Q6:- What is ECGC? Explain Commercial and Political Risks covered under ECGC Policies? A6:- MEANING OF ECGC It is a company wholly owned by the Government of India. It provides export credit insurance support to Indian exporters and is controlled by the Ministry of Commerce. Government of India had initially set up Export Risks Insurance Corporation (ERIC) in July 1957. It was transformed into Export Credit and Guarantee Corporation Limited (ECGC) in 1964 and to Export Credit Guarantee of India in 1983. ECGC is under the administrative control of Ministry of Commerce and is managed by a Board of Directors consisting of representatives from government, banking, insurance, trade and industry. Its Role is:- Offers insurance protection to exporters against payment risks. Provides guidance in export-related activities. Makes available information on different countries with its own credit ratings. Makes it easy to obtain export finance from banks/financial institutions. Assists exporters in recovering bad debts. Provides information on credit-worthiness of overseas buyers.

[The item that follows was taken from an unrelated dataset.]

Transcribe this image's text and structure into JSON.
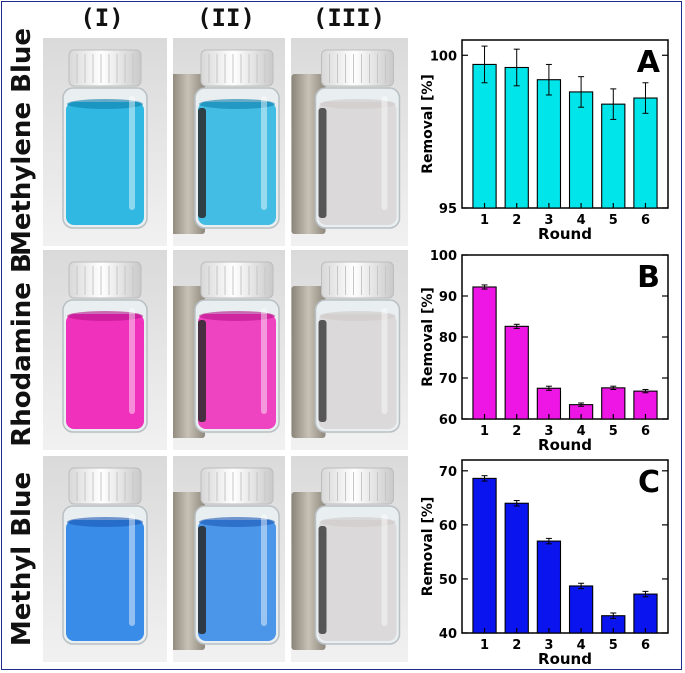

COMMERCIAL & POLITICAL RISKS COVERED UNDER ECGC POLICY Commercial Risks Insolvency of the buyer. Failure of the buyer to make the payment due within a specified period, normally 4 months from the due date. Buyers failure to accept the goods, subject to certain conditions.
Political Risks
Imposition of restrictions by the Government of the buyers country or any government action which may block or delay the transfer of payment made by the buyer. War, civil war, revolution, civil disturbances in the buyers country. New import restrictions or cancellation of a valid import license. Interruption or diversion of voyage outside India resulting in payment of additional freight or insurance charges which cannot be recovered from the buyer. Any other cause of loss occurring outside India, not normally insured by general insurers, and beyond the control of both the exporter and the buyer.